Wei Wen gave in. On the day she helped Too Sexy move in to the Assisi Lodge, she sat in the garden with him and held his hand, crying. He needed to understand that her hands were tied. She was married to a man who was unwilling to share her burden. In fact, she began to wonder if Gimme Lao would act in the same callous manner when her time came. At the worst she still had Skye, Wei Wen contemplated as she dried her tears.
Skye hated that he could not be discharged from hospital in time to accompany his mother to Vietnam. He lost sleep thinking of Wei Wen all alone, handling the red tape and processes necessary to bring the remains of his grandparents home.

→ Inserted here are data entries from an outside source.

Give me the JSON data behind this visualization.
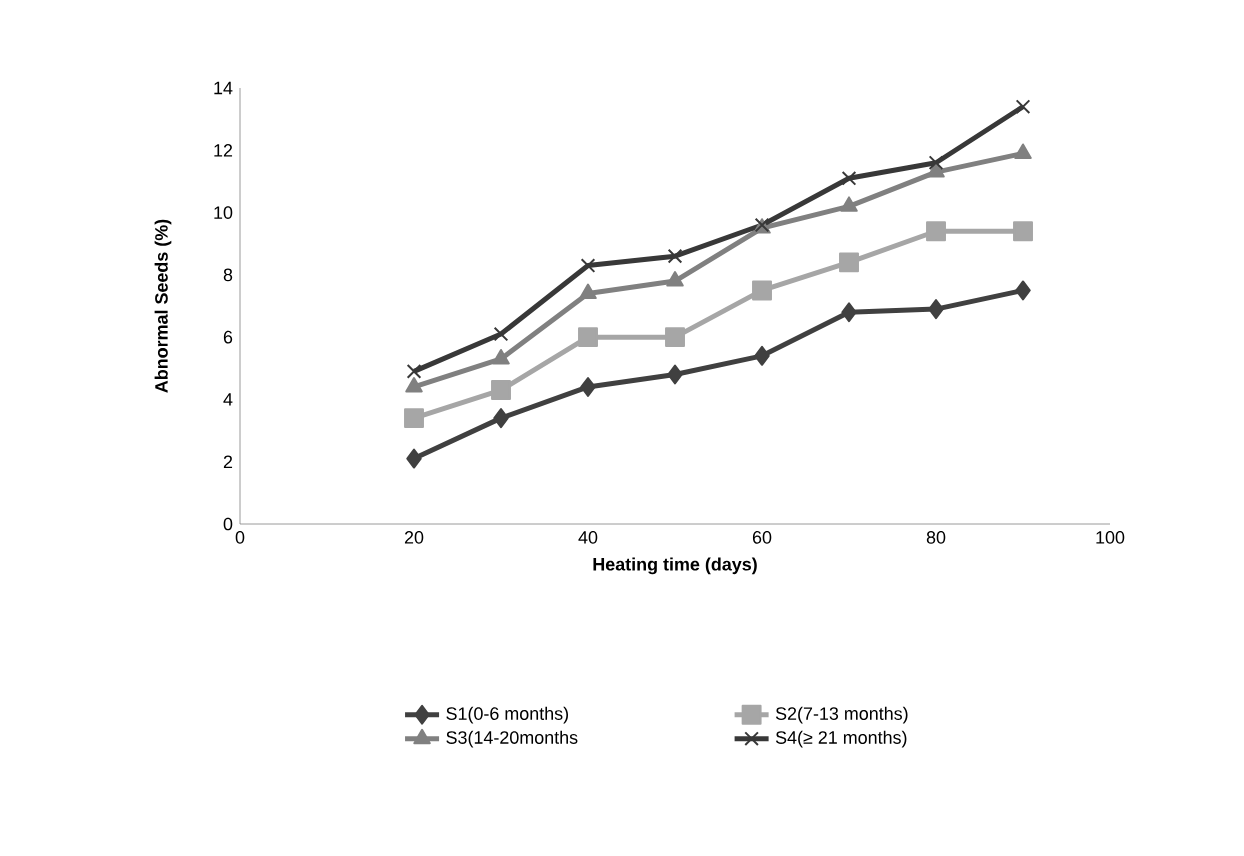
{
  "chart_data": {
    "type": "line",
    "xlabel": "Heating time (days)",
    "ylabel": "Abnormal Seeds (%)",
    "x": [
      20,
      30,
      40,
      50,
      60,
      70,
      80,
      90
    ],
    "series": [
      {
        "name": "S1(0-6 months)",
        "color": "#404040",
        "marker": "diamond",
        "values": [
          2.1,
          3.4,
          4.4,
          4.8,
          5.4,
          6.8,
          6.9,
          7.5
        ]
      },
      {
        "name": "S2(7-13 months)",
        "color": "#a6a6a6",
        "marker": "square",
        "values": [
          3.4,
          4.3,
          6.0,
          6.0,
          7.5,
          8.4,
          9.4,
          9.4
        ]
      },
      {
        "name": "S3(14-20months",
        "color": "#808080",
        "marker": "triangle",
        "values": [
          4.4,
          5.3,
          7.4,
          7.8,
          9.5,
          10.2,
          11.3,
          11.9
        ]
      },
      {
        "name": "S4(≥ 21 months)",
        "color": "#383838",
        "marker": "cross",
        "values": [
          4.9,
          6.1,
          8.3,
          8.6,
          9.6,
          11.1,
          11.6,
          13.4
        ]
      }
    ],
    "xlim": [
      0,
      100
    ],
    "xticks": [
      0,
      20,
      40,
      60,
      80,
      100
    ],
    "ylim": [
      0,
      14
    ],
    "yticks": [
      0,
      2,
      4,
      6,
      8,
      10,
      12,
      14
    ],
    "grid": false,
    "legend": "bottom",
    "line_style": "solid"
  }
}
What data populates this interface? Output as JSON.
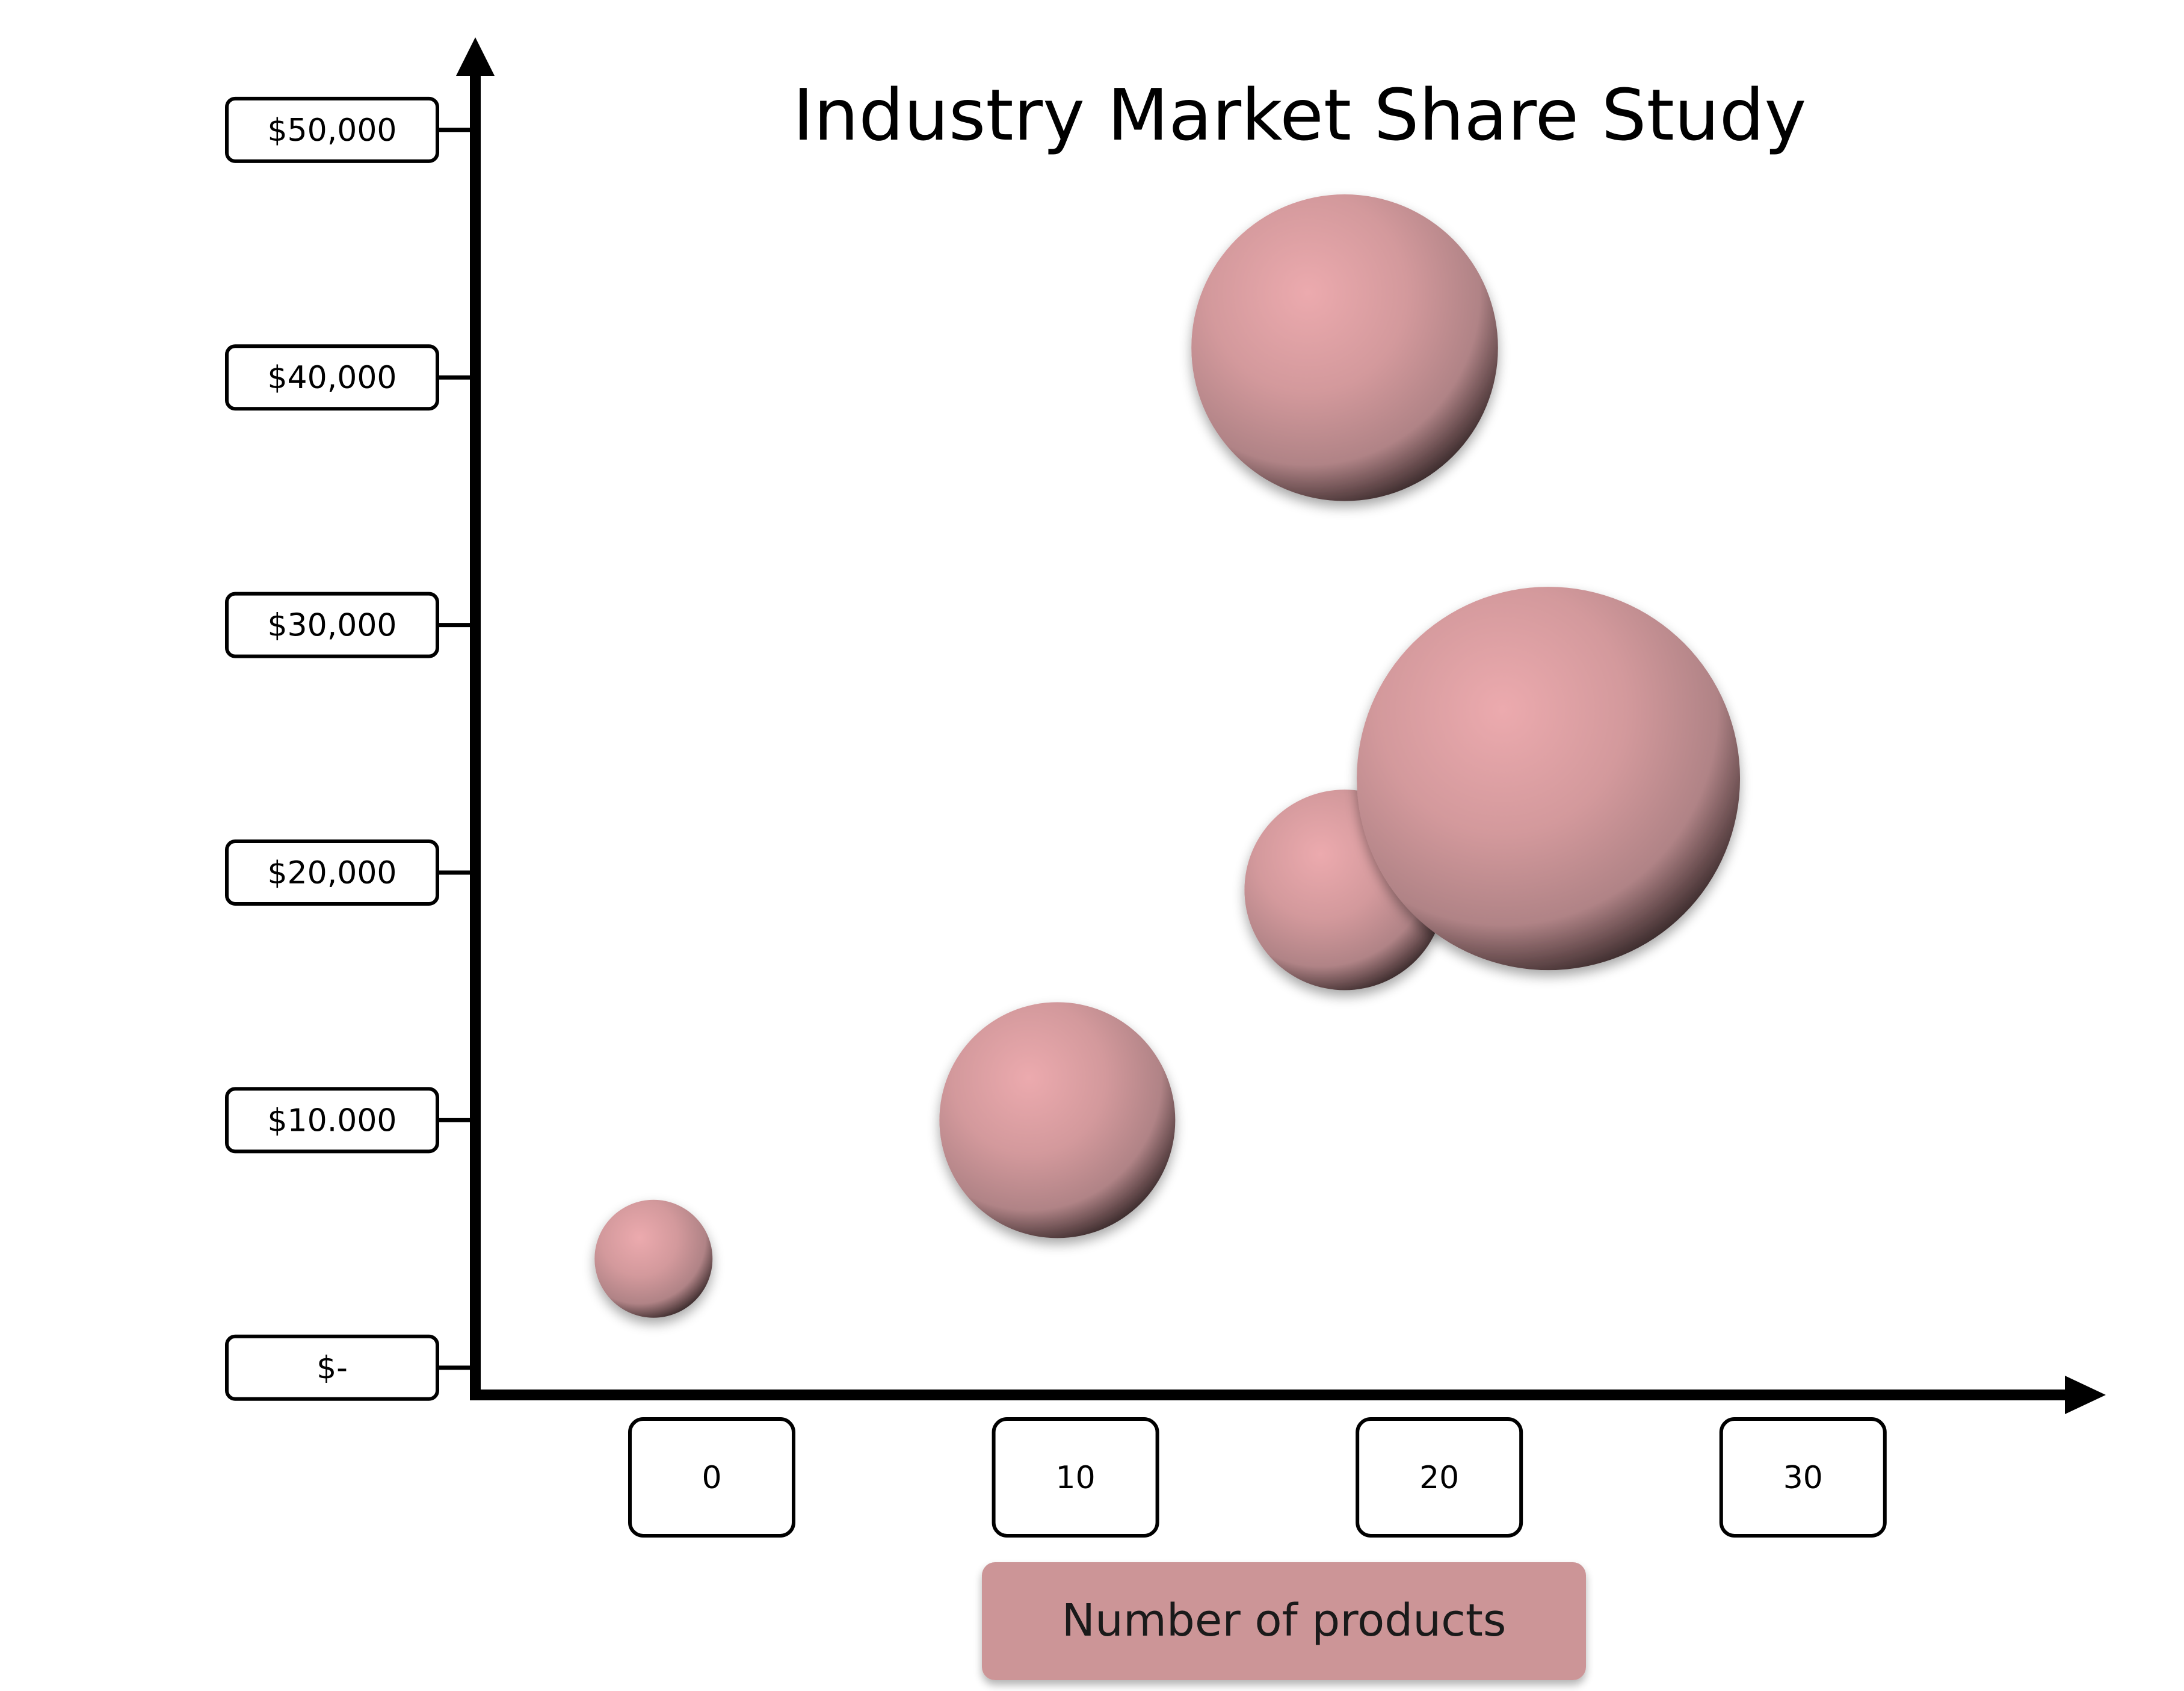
{
  "colors": {
    "axis": "#000000",
    "bubble_highlight": "#ecaaae",
    "bubble_mid": "#d3999c",
    "bubble_base": "#b08386",
    "bubble_shadow": "#3b2b2c",
    "axis_label_fill": "#cc9597",
    "tick_box_fill": "#ffffff"
  },
  "chart_data": {
    "type": "bubble",
    "title": "Industry Market Share Study",
    "xlabel": "Number of products",
    "ylabel": "",
    "x_ticks": [
      "0",
      "10",
      "20",
      "30"
    ],
    "y_ticks": [
      "$-",
      "$10.000",
      "$20,000",
      "$30,000",
      "$40,000",
      "$50,000"
    ],
    "x_tick_values": [
      0,
      10,
      20,
      30
    ],
    "y_tick_values": [
      0,
      10000,
      20000,
      30000,
      40000,
      50000
    ],
    "xlim": [
      -6.5,
      37
    ],
    "ylim": [
      -1100,
      51600
    ],
    "grid": false,
    "points": [
      {
        "x": -1.6,
        "y": 4400,
        "size": 1.0
      },
      {
        "x": 9.5,
        "y": 10000,
        "size": 2.0
      },
      {
        "x": 17.4,
        "y": 41200,
        "size": 2.6
      },
      {
        "x": 17.4,
        "y": 19300,
        "size": 1.7
      },
      {
        "x": 23.0,
        "y": 23800,
        "size": 3.25
      }
    ]
  }
}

But that was not the only thing keeping him awake. Skye was also worried about KC Kok.
After Skye broke up with Jason, he withdrew from the swim team. He felt he needed to keep a distance for the healing to begin. Although it hurt to be on the receiving end of Jason’s cold animosity, the pain brought about a startling clarity. His first love was flawless only because he had wilfully imagined it to be. He had allowed the shine of Green Lantern’s light to blind him to that which he did not wish to see. Jason was capable of cruelty and hypocrisy.
The distance he now kept from the swim team also illuminated another blind spot of his. This was a pack of alpha males who regarded their physical prowess with narcissism. The adoration they received from lesser creatures like KC Kok further convinced them they were a caste worthy of reverence. Skye shuddered when he realised he had behaved very much the same way. He would never in a mil
lion years pick a scrawny, creepy teenager like KC Kok as a friend.

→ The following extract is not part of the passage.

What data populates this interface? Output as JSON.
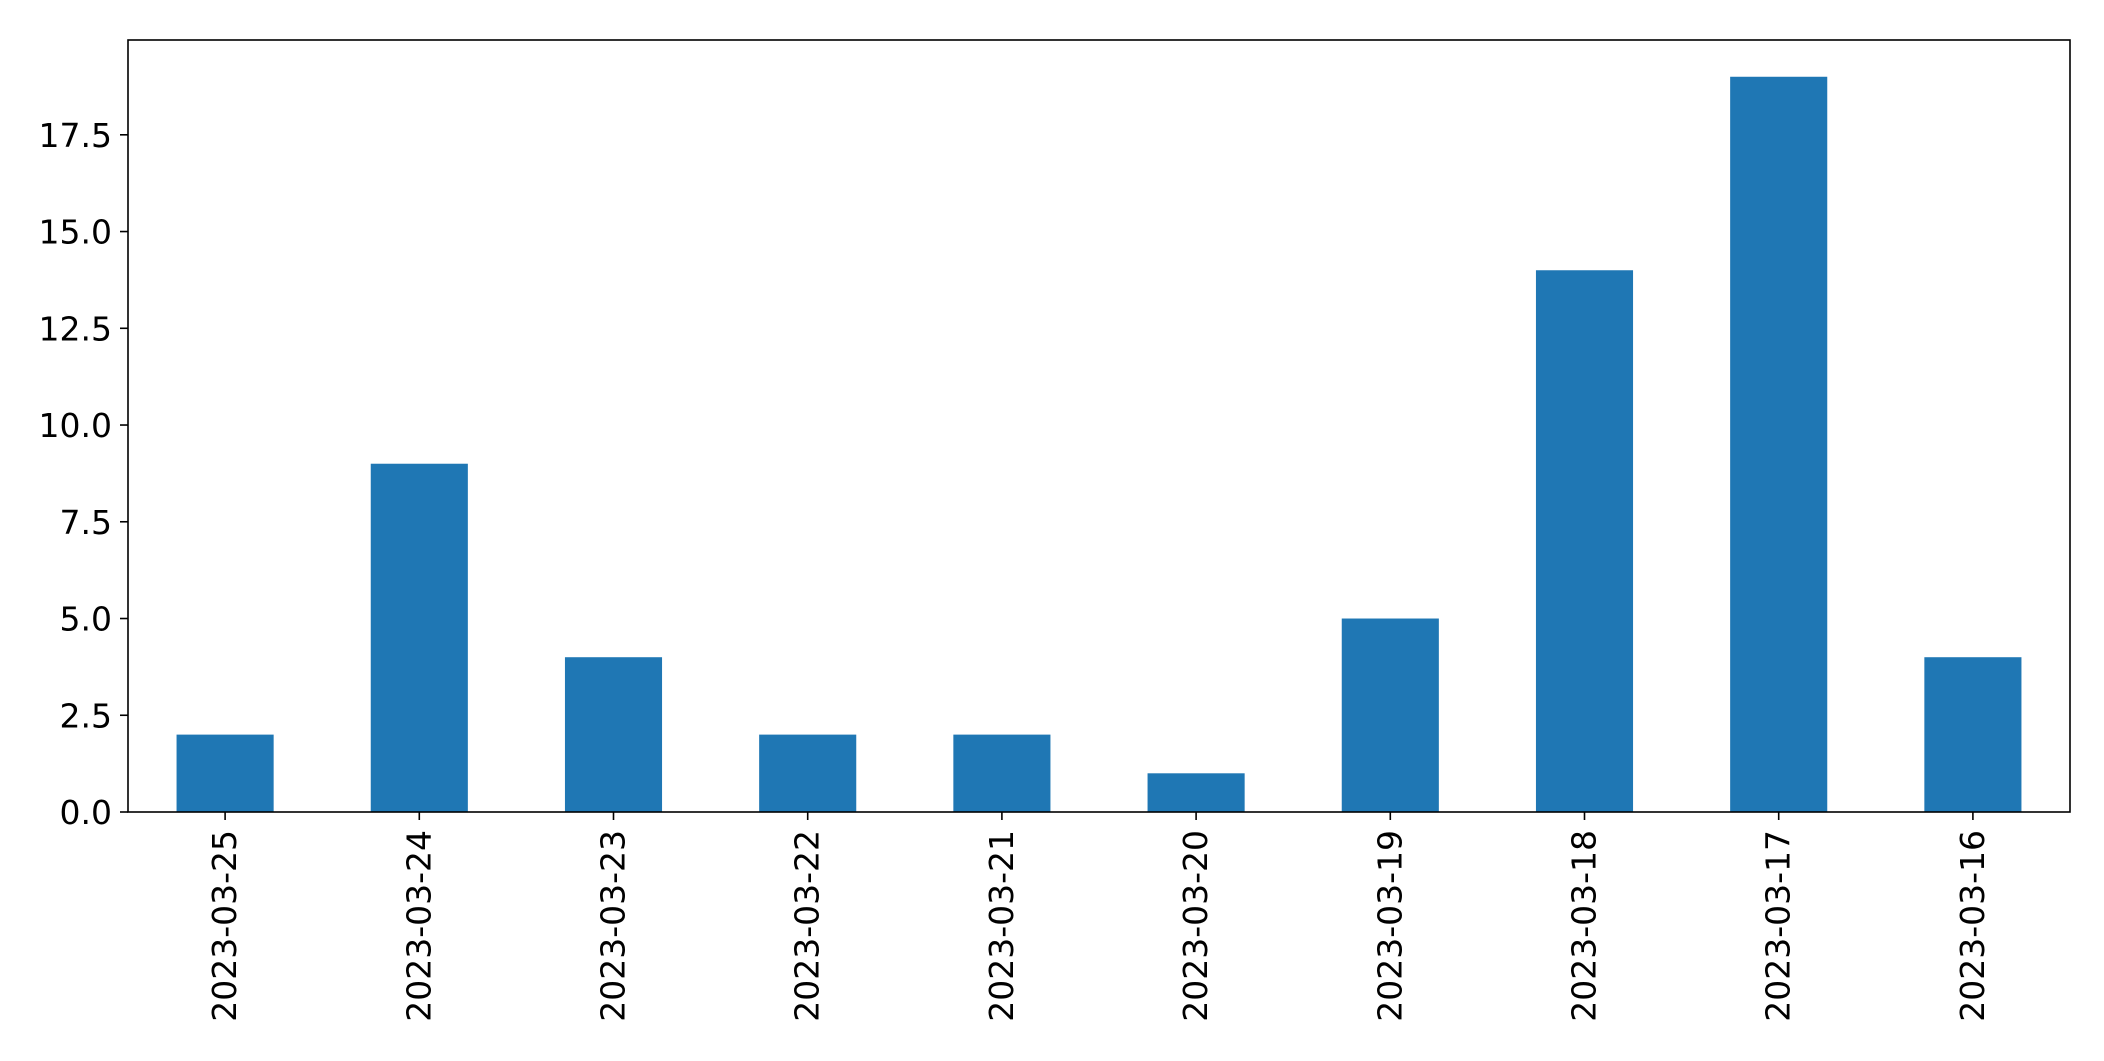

That was precisely what Skye decided he would do.
Skye kept a lookout for KC Kok. In the student cafeteria, he sat down opposite the teenager uninvited and started a conversation. Although his initial efforts were met with suspicion, Skye persevered. Over time, KC Kok began to let down his guard. When he eventually permitted Skye to browse through his treasured portfolio of photographs, Skye knew he had hacked through the firewall of distrust, for KC Kok had been too shy to show it to anyone else.
The photographs in the portfolio took Skye’s breath away. There were portraits of people, many of whom Skye knew in college. KC Kok’s lens brought out a singularity to their mood and personality that he would otherwise have missed. There was the look of annoyance the cleaner wore as she approached to clean a messy table while the occupants laughed heartily. A lone girl sat looking dejected, surrounded by other cheerful students chatting away in the cafeteria. A heavily pregnant lecturer held on to the handrail for support as she manoeuvred up the stairs clumsily. The swim team did their warm up stretches by the pool, their vivacity vibrantly illuminated by the morning rays. KC Kok had been able to imbue these suspended moments with meaning and significance. It was then that Skye learnt to look beyond KC’s social awkwardness to see the incredible sensitivity with which the teenager viewed the world.

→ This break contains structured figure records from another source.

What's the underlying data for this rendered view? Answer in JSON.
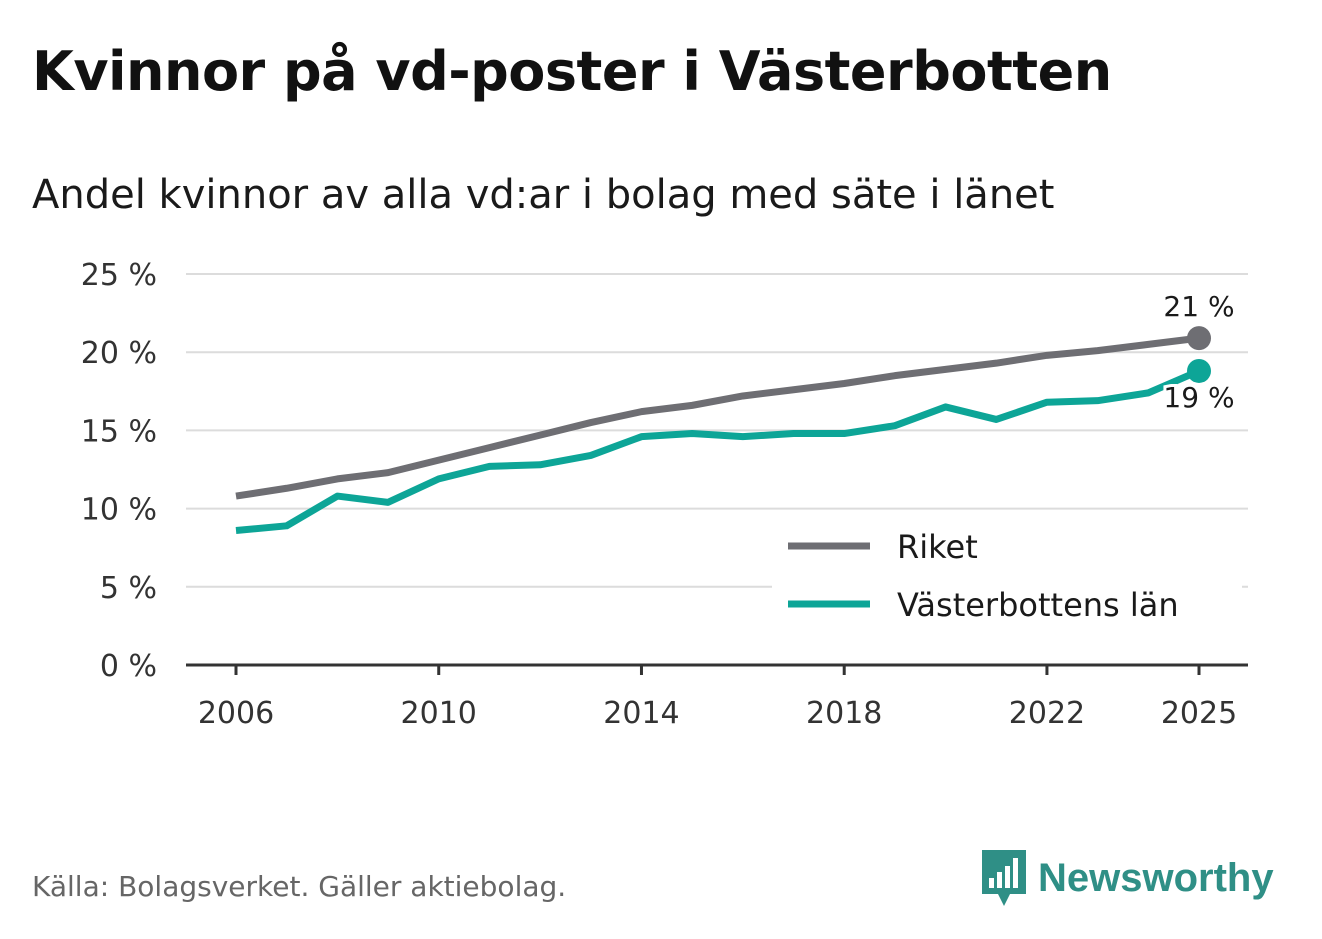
{
  "title": "Kvinnor på vd-poster i Västerbotten",
  "subtitle": "Andel kvinnor av alla vd:ar i bolag med säte i länet",
  "source": "Källa: Bolagsverket. Gäller aktiebolag.",
  "logo": {
    "text": "Newsworthy",
    "icon": "bar-chart-speech-bubble-icon",
    "color": "#2f8f86"
  },
  "chart_data": {
    "type": "line",
    "title": "Kvinnor på vd-poster i Västerbotten",
    "subtitle": "Andel kvinnor av alla vd:ar i bolag med säte i länet",
    "xlabel": "",
    "ylabel": "",
    "x": [
      2006,
      2007,
      2008,
      2009,
      2010,
      2011,
      2012,
      2013,
      2014,
      2015,
      2016,
      2017,
      2018,
      2019,
      2020,
      2021,
      2022,
      2023,
      2024,
      2025
    ],
    "x_ticks": [
      "2006",
      "2010",
      "2014",
      "2018",
      "2022",
      "2025"
    ],
    "y_ticks": [
      "0 %",
      "5 %",
      "10 %",
      "15 %",
      "20 %",
      "25 %"
    ],
    "ylim": [
      0,
      25
    ],
    "grid": true,
    "legend_position": "bottom-right",
    "series": [
      {
        "name": "Riket",
        "color": "#6e6e73",
        "values": [
          10.8,
          11.3,
          11.9,
          12.3,
          13.1,
          13.9,
          14.7,
          15.5,
          16.2,
          16.6,
          17.2,
          17.6,
          18.0,
          18.5,
          18.9,
          19.3,
          19.8,
          20.1,
          20.5,
          20.9
        ],
        "end_label": "21 %"
      },
      {
        "name": "Västerbottens län",
        "color": "#0da597",
        "values": [
          8.6,
          8.9,
          10.8,
          10.4,
          11.9,
          12.7,
          12.8,
          13.4,
          14.6,
          14.8,
          14.6,
          14.8,
          14.8,
          15.3,
          16.5,
          15.7,
          16.8,
          16.9,
          17.4,
          18.8
        ],
        "end_label": "19 %"
      }
    ]
  }
}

The two became fast friends. Now that Skye had dropped out of the swim team, he needed a new sport. He urged KC Kok to join him for his afternoon jogs, but KC Kok could not keep up. So the two compromised and took up cycling instead. After their lectures ended, they would pedal their way to West Coast Park, grab a drink from McDonald’s and settle down on the embankment to chitchat. They grumbled about tutors who bored them to death and tutorial assignments that inspired suicidal thoughts. They shared gaffes they committed or witnessed and scandals they overheard. No topic was taboo between them.